The repeated queries, once cached, became effectively instant:

  • keith jarrett: ~0.09s
  • ludwigsburg: ~0.12s
  • free at last: ~0.08s

So the practical outcome was:

  • roughly a 4x improvement on cold searches
  • near-instant repeated searches

For a small static-ish archive, this is exactly the kind of result I wanted.

The GIN index story

Of course, once you introduce a tsvector, the next obvious move is to build a GIN index on it.

So I did:

CREATE INDEX idx_ecm_albums_search_vector
ON ecm_albums USING GIN (search_vector);

The index exists, and I verified that it can be used.

For example, a query like:

SELECT id
FROM ecm_albums
WHERE search_vector @@ websearch_to_tsquery('simple', 'keith jarrett')
LIMIT 20;

does use:

Index Scan using idx_ecm_albums_search_vector on ecm_albums

So far, so good.

But then something interesting happened: forcing the query structure to be more “GIN-centric” did not make the end-to-end request faster.

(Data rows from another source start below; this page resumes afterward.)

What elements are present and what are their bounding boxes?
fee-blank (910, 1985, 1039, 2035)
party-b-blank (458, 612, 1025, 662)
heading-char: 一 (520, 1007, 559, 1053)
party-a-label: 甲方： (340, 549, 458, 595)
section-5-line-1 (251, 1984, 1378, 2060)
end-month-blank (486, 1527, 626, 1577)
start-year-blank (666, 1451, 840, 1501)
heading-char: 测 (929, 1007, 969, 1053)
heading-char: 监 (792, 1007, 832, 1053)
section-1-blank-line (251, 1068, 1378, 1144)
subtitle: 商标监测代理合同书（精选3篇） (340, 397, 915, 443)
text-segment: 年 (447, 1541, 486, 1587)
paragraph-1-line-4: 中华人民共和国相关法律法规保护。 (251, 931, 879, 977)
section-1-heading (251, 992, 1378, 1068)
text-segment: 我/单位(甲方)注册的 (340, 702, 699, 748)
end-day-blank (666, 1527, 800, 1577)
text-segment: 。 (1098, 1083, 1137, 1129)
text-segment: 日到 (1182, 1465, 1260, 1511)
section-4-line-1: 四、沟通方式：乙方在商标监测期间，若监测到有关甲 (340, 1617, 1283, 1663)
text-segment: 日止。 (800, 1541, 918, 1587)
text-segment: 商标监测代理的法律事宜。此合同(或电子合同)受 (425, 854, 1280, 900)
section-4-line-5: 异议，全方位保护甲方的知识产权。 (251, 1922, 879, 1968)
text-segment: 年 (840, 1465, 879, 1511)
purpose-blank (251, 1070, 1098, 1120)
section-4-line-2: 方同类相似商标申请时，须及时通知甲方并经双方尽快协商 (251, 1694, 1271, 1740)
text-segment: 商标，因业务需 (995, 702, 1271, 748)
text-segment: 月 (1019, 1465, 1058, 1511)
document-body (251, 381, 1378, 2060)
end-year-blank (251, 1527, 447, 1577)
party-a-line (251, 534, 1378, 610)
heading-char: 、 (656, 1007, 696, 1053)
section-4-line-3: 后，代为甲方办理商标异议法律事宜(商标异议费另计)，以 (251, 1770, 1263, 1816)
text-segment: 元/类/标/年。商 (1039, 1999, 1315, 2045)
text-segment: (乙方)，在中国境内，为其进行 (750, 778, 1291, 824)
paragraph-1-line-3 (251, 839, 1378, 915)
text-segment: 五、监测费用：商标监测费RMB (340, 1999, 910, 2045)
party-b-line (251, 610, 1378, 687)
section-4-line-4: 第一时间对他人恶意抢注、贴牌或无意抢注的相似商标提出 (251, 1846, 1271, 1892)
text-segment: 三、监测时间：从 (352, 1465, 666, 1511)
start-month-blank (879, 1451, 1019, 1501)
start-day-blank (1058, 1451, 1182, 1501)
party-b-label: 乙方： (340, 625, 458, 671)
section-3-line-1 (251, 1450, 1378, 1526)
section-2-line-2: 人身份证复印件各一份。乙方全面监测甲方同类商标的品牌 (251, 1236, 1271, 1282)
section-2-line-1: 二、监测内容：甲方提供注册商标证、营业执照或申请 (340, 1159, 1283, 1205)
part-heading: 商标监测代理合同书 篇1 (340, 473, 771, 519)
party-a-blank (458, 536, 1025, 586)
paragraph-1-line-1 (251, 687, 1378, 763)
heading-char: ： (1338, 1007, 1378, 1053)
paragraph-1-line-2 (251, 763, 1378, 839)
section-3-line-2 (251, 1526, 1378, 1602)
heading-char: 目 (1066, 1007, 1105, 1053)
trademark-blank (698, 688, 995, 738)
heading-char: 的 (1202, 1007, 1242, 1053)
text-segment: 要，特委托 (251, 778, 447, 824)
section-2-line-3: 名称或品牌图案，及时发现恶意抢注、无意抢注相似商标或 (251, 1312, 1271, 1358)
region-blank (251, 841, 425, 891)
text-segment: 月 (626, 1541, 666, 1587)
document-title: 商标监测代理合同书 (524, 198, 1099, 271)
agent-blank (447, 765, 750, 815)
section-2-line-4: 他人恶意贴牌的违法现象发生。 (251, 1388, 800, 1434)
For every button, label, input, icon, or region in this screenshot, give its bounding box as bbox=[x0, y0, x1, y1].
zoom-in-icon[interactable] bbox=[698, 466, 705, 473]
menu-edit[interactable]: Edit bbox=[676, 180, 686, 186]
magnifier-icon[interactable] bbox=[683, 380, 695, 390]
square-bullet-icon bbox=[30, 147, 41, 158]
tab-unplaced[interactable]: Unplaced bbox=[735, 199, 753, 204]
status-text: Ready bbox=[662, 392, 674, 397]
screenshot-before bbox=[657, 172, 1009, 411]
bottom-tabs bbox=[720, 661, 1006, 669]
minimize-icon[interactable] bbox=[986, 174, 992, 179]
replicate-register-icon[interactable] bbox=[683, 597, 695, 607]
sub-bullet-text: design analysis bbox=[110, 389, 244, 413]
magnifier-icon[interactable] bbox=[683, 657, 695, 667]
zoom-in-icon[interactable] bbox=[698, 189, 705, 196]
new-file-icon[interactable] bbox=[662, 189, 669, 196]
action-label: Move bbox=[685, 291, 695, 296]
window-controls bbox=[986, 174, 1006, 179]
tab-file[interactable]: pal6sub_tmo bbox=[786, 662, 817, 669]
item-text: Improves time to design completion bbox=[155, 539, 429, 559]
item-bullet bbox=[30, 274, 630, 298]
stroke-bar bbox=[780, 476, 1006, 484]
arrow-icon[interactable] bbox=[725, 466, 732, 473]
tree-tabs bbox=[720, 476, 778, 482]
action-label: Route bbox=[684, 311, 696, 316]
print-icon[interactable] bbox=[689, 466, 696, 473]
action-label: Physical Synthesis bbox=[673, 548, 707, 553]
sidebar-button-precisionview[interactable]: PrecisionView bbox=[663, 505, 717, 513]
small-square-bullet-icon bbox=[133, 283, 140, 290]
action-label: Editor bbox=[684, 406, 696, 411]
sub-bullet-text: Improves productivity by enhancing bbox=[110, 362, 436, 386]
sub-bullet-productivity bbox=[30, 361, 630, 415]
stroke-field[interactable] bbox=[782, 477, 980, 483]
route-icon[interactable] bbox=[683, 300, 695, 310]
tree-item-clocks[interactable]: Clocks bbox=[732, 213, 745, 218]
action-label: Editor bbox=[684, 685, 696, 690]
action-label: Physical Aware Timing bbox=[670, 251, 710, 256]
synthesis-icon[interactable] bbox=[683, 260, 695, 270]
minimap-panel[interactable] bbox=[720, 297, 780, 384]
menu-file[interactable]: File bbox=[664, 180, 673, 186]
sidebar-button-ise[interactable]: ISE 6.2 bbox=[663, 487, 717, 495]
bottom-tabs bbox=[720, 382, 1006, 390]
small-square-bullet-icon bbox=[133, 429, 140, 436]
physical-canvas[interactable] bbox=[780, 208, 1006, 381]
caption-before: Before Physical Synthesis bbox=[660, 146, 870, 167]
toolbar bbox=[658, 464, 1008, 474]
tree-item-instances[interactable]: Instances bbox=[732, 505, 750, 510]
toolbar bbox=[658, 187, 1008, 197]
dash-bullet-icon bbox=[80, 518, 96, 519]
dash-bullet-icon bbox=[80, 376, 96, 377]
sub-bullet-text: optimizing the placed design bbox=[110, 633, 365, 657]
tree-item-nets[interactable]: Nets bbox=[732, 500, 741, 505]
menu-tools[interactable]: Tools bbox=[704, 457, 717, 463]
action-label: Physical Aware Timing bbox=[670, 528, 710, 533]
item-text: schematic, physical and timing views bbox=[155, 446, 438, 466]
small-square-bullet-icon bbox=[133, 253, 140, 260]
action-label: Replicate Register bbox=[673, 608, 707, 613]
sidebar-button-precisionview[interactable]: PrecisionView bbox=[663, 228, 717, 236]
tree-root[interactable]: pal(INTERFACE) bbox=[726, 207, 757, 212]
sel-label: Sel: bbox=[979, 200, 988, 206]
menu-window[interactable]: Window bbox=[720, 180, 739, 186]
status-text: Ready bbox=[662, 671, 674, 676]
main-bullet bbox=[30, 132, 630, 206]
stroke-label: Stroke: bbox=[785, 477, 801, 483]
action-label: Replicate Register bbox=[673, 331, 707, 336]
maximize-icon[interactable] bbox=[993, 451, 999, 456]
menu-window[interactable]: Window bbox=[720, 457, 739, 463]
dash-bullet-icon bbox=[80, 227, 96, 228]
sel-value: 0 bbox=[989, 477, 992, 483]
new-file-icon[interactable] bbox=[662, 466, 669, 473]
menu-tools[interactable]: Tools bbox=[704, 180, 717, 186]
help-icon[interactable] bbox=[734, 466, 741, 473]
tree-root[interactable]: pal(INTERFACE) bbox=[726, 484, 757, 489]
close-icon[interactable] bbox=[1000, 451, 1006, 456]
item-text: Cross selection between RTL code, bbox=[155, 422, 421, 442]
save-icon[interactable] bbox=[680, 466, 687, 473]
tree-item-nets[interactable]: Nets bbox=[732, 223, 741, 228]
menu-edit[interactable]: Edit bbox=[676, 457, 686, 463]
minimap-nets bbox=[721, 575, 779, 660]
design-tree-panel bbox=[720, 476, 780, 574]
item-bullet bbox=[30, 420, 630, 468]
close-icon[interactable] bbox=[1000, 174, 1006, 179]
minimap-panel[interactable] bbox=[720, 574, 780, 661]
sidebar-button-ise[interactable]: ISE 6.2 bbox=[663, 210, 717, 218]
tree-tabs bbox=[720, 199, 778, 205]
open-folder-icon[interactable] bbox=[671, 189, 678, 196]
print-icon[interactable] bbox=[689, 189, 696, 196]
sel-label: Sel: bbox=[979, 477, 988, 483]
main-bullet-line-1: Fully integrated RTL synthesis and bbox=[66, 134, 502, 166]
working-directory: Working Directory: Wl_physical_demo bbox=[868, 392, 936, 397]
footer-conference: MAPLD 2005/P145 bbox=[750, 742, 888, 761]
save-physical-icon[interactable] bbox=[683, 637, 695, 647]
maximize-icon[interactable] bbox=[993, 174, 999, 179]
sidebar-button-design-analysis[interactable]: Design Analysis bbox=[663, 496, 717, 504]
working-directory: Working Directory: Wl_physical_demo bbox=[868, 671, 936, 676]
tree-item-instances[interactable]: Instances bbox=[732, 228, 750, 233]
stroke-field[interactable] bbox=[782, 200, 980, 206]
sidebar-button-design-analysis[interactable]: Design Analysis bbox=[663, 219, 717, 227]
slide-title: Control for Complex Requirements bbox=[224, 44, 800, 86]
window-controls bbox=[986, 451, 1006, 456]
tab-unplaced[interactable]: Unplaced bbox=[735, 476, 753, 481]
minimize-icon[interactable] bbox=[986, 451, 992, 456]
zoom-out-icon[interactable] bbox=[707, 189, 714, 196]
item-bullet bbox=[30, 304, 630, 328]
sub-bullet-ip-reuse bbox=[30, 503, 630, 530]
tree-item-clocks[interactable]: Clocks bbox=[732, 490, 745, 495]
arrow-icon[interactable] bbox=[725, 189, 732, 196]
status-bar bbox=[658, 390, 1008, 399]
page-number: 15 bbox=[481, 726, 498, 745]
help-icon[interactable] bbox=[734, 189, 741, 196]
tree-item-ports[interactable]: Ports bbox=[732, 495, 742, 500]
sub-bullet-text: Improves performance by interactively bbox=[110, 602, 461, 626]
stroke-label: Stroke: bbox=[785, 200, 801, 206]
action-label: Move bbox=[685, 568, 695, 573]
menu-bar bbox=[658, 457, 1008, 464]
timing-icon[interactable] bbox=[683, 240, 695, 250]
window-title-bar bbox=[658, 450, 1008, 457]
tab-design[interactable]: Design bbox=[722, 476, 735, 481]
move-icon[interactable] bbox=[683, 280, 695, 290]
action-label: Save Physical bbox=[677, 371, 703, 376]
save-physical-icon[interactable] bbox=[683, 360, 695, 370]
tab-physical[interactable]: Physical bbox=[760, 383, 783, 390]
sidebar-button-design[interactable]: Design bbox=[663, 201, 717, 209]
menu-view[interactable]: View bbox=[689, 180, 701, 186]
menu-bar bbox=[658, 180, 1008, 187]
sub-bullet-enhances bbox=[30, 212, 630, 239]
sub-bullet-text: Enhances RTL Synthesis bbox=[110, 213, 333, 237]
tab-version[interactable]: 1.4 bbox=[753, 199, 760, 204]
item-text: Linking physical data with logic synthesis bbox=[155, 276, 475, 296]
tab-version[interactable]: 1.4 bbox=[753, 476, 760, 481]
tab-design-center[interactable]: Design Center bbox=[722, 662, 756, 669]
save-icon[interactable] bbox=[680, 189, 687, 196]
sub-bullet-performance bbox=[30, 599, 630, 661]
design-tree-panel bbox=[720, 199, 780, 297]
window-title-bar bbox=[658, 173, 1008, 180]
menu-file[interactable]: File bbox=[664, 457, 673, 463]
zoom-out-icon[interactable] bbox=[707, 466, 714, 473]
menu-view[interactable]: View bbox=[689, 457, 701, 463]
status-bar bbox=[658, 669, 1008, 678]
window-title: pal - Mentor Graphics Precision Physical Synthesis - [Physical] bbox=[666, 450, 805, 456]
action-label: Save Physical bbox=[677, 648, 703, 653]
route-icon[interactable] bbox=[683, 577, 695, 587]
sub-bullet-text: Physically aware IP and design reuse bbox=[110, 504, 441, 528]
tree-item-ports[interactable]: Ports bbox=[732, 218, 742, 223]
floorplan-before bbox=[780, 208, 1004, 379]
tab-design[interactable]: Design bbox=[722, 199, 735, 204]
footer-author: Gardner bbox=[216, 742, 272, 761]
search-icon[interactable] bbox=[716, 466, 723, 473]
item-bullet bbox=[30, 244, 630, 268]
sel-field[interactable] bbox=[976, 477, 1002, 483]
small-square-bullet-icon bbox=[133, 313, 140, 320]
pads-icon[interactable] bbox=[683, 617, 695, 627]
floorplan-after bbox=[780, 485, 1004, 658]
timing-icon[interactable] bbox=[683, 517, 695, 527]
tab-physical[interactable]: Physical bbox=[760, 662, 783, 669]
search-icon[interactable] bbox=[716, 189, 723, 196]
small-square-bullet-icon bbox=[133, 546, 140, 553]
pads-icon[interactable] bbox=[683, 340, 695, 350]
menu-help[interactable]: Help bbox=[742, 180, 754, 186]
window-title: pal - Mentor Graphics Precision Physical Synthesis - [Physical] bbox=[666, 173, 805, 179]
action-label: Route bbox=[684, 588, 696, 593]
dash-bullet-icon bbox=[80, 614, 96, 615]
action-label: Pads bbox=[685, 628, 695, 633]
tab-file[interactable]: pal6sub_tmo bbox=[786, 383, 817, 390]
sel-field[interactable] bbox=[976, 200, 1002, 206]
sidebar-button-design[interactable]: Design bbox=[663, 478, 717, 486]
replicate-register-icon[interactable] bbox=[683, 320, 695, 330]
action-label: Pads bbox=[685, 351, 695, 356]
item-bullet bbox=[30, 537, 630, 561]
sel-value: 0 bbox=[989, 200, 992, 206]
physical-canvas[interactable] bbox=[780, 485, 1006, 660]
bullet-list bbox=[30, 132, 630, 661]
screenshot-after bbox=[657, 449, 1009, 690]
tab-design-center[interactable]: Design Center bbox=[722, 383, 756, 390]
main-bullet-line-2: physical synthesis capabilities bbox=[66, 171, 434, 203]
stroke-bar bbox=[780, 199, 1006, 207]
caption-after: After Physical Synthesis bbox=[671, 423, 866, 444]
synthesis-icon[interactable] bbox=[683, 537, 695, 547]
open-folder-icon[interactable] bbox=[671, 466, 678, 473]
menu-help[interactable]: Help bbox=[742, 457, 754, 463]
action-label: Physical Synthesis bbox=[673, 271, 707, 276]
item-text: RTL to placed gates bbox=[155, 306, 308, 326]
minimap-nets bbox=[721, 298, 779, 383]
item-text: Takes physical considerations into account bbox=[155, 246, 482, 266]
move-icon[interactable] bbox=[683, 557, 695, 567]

In one experiment, I rewrote the SQL into a UNION-based candidate pipeline to try to separate simple full-text hits, english full-text hits, and the ILIKE fallback more explicitly.

That version looked more “database-engineering-correct”, but on this workload it was slower in practice.

This is one of the more useful reminders from the whole exercise:

an index being valid is not the same thing as that index dominating the real request latency.

The site is small enough that the total cost is still a mix of Worker overhead, HTTP round trips, ranking, result hydration, and rendering. GIN helps. It just was not the whole story.

So the final live query kept the simpler, faster end-to-end behavior, while still leaving the GIN index in place for the full-text path.

Operational notes

A small but annoying operational detail: on db9, heavier DDL over the HTTP SQL API could time out with a 504 Gateway Time-out. For the larger index/DDL operations I had to fall back to psql over the pgwire endpoint.

That turned out to be the more reliable path for “real database work” such as long-running ALTER TABLE or index creation.

What I learned

A few takeaways from this small tuning exercise:

1. Small datasets can still be slow

1,647 rows is tiny. But 1,647 rows times several large text fields times per-request text-vector construction times many fallback predicates is not tiny.

2. Generated columns are a great fit for this kind of search

If the content changes rarely and gets queried frequently, generated search columns are a very natural solution.

3. Edge caching matters more than people expect

For a browse-heavy archive, repeated search terms are common. Caching the search response at the edge is one of the highest-leverage changes you can make.

4. Front-end restraint is performance work too

A debounced search box and a saner fallback strategy matter just as much as SQL tuning.

5. Do not optimize for planner aesthetics

I was tempted to keep the version that looked more obviously “index-friendly”. But the user does not care whether the plan is elegant; the user cares whether the site feels fast.

That sounds obvious, yet it is easy to forget.

The current result

The archive is now much more pleasant to use, and the search path is simple enough that I can still reason about it when I come back later.

The live site is here again:

https://ecm-archive-site.db9.workers.dev/

If I revisit this later, the next likely step would be splitting the search path more aggressively:

  • exact title/artist/catalog matches first
  • broader full-text matching second
  • potentially a dedicated lighter search projection for the Worker

But for now, the main problem is solved, and the system is comfortably fast for the scale it serves.